What is Spark Erosion?
We know just how important it is that materials and parts are designed and produced to the highest of quality – and with the highest possible standards in mind. There are many different machining methods that can help you to create the piece you’re looking for, including spark erosion.
Spark erosion, also called Electro Discharge Machining, is useful to machine difficult shapes, as it has been used for decades as a means to create complex forms. But what exactly is spark erosion?
What is Spark Erosion?
This machining method is typically used when producing intricate pieces. It is a process that creates a specific shape through the use of electrical discharges (sparks). More specifically, this machining process works by removing material from a piece with current discharges between two electrodes that are separated by a dielectric liquid that is subject to voltage. This fluid is both a conductor and a cooling agent during the process.
In order to remove this material, the process converts electrical energy into heat and initiates a melting process within the electrodes. There is no mechanical abrasion with spark erosion.
There are several factors to keep in mind when using spark erosion, like the material of the electrodes, their design and their manufacture.

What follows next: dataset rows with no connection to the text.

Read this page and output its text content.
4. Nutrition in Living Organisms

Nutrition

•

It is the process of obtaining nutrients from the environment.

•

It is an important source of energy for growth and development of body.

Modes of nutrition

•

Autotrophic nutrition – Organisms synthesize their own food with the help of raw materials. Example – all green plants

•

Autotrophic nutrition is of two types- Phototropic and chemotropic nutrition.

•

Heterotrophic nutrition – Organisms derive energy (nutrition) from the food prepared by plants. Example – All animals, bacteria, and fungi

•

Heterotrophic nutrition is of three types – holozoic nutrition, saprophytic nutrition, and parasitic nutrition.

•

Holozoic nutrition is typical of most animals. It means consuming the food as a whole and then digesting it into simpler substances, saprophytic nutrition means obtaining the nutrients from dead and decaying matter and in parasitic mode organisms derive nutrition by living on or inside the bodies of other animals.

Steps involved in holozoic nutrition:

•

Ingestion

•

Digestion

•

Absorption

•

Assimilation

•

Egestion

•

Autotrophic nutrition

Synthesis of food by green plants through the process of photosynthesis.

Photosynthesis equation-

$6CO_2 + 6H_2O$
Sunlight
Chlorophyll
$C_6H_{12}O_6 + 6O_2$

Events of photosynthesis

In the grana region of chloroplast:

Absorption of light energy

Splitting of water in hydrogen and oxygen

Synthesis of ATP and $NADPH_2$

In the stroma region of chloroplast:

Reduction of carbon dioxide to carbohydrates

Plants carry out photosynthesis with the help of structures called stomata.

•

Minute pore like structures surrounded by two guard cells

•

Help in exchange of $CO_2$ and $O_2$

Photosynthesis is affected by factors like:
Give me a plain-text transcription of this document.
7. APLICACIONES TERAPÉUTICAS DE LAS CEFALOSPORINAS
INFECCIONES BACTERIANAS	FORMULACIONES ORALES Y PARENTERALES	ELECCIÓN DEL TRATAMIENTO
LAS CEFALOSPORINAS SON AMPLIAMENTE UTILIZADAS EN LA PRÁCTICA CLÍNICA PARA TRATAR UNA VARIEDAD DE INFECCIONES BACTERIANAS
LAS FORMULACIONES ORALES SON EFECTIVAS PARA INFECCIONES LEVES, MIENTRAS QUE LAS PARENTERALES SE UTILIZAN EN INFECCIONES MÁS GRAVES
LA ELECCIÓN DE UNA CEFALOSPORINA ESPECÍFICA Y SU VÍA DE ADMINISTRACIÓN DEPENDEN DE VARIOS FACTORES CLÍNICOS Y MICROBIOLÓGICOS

The Advantages of Spark Erosion
Spark erosion allows a company to achieve intricate details that would, otherwise, be too complex or impossible to obtain with traditional cutting methods and is especially useful for alterations to hard materials such as press tools, or for removal of broken taps. It also allows for a good surface finish and the drilling of very small and fine holes.
With this machining process, it is possible to achieve the desired design easily. Because there’s no contact between the tool and the piece, intricate sections or weak materials can be worked on without distortion.
If materials have a minimum electrical conductivity of 0.01 S/cm, then it’s likely they can be machined with spark erosion. For example, most metals and alloys can undergo this process, including copper and its alloys, tungsten, many stainless steels, carbide, aluminium, and magnesium alloys.
A spark eroder can work to very tight tolerances, sometimes 0.1 microns, which can easily give an idea of the level of detail capable of being achieved through this process.